The influences of his solitary hut-life were upon him besides, and

gave him a savage air that no dress could tame; added to these,

were the influences of his subsequent branded life among men, and,

crowning all, his consciousness that he was dodging and hiding now.

In all his ways of sitting and standing, and eating and drinking -

of brooding about, in a high-shouldered reluctant style - of taking

out his great horn-handled jack-knife and wiping it on his legs and

cutting his food - of lifting light glasses and cups to his lips,

as if they were clumsy pannikins - of chopping a wedge off his

bread, and soaking up with it the last fragments of gravy round and

round his plate, as if to make the most of an allowance, and then

drying his finger-ends on it, and then swallowing it - in these

ways and a thousand other small nameless instances arising every

minute in the day, there was Prisoner, Felon, Bondsman, plain as

plain could be.

It had been his own idea to wear that touch of powder, and I had

conceded the powder after overcoming the shorts. But I can compare

the effect of it, when on, to nothing but the probable effect of

rouge upon the dead; so awful was the manner in which everything in

him that it was most desirable to repress, started through that

thin layer of pretence, and seemed to come blazing out at the crown

of his head. It was abandoned as soon as tried, and he wore his

grizzled hair cut short.

Words cannot tell what a sense I had, at the same time, of the

dreadful mystery that he was to me. When he fell asleep of an

evening, with his knotted hands clenching the sides of the

easy-chair, and his bald head tattooed with deep wrinkles falling

forward on his breast, I would sit and look at him, wondering what

he had done, and loading him with all the crimes in the Calendar,

until the impulse was powerful on me to start up and fly from him.

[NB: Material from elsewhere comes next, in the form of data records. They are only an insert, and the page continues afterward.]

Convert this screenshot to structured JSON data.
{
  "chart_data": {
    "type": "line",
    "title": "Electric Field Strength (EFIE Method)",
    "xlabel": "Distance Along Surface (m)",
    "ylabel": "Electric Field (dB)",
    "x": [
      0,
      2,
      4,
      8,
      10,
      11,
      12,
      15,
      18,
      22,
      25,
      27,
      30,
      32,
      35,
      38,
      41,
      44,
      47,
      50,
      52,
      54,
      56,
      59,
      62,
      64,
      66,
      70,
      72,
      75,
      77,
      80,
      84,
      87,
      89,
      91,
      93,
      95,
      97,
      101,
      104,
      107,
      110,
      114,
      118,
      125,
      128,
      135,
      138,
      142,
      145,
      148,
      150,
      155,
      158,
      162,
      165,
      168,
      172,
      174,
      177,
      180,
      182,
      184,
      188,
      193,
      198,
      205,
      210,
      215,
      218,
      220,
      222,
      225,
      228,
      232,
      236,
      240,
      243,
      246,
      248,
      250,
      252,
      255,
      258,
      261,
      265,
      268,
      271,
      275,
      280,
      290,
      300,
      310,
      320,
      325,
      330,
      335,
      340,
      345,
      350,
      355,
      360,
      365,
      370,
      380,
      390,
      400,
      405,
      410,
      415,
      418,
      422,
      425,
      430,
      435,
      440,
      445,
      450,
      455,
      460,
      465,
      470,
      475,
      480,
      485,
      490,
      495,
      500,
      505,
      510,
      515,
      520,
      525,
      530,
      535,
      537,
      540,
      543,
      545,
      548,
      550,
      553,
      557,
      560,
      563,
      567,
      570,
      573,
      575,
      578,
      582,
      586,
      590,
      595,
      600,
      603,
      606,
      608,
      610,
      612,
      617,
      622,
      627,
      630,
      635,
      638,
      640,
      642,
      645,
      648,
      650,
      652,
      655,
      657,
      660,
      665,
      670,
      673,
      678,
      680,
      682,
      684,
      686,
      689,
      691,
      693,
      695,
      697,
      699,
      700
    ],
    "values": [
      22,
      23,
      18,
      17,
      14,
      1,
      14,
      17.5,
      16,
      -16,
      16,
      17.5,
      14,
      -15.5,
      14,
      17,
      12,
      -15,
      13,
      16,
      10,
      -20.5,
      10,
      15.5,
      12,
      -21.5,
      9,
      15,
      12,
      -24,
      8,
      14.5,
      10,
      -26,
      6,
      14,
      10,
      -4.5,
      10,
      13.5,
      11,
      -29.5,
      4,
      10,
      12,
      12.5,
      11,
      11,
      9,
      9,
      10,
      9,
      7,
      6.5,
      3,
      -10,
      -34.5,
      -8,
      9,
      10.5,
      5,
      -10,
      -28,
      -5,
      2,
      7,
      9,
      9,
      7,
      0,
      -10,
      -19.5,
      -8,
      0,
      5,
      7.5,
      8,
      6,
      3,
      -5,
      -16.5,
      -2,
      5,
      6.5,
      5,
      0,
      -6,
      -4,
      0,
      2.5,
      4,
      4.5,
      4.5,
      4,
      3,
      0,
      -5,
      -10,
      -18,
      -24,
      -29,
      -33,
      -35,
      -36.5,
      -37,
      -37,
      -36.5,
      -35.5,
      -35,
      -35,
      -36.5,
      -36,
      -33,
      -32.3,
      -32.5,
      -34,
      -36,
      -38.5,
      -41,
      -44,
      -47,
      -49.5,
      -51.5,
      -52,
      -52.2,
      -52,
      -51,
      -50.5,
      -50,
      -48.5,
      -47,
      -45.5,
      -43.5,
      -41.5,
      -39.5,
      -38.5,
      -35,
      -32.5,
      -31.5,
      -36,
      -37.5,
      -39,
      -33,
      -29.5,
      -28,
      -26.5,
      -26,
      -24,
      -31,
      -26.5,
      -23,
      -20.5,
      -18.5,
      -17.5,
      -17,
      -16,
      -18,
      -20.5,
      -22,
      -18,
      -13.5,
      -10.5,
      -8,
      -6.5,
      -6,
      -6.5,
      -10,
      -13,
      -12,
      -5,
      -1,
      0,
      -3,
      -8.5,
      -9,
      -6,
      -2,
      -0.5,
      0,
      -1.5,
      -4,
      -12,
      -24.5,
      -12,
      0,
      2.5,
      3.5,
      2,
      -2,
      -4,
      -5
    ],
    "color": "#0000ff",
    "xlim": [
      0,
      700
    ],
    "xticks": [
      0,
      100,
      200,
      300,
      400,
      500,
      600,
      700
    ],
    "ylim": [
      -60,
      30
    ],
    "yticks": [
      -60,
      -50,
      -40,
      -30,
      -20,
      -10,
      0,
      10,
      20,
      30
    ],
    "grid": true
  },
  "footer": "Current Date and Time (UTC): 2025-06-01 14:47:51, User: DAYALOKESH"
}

Every hour so increased my abhorrence of him, that I even think I

might have yielded to this impulse in the first agonies of being so

haunted, notwithstanding all he had done for me, and the risk he

ran, but for the knowledge that Herbert must soon come back. Once,

I actually did start out of bed in the night, and begin to dress

myself in my worst clothes, hurriedly intending to leave him there

with everything else I possessed, and enlist for India as a private

soldier.

I doubt if a ghost could have been more terrible to me, up in those

lonely rooms in the long evenings and long nights, with the wind

and the rain always rushing by. A ghost could not have been taken

and hanged on my account, and the consideration that he could be,

and the dread that he would be, were no small addition to my

horrors. When he was not asleep, or playing a complicated kind of

patience with a ragged pack of cards of his own - a game that I

never saw before or since, and in which he recorded his winnings by

sticking his jack-knife into the table - when he was not engaged in

either of these pursuits, he would ask me to read to him - "Foreign

language, dear boy!" While I complied, he, not comprehending a

single word, would stand before the fire surveying me with the air

of an Exhibitor, and I would see him, between the fingers of the

hand with which I shaded my face, appealing in dumb show to the

furniture to take notice of my proficiency.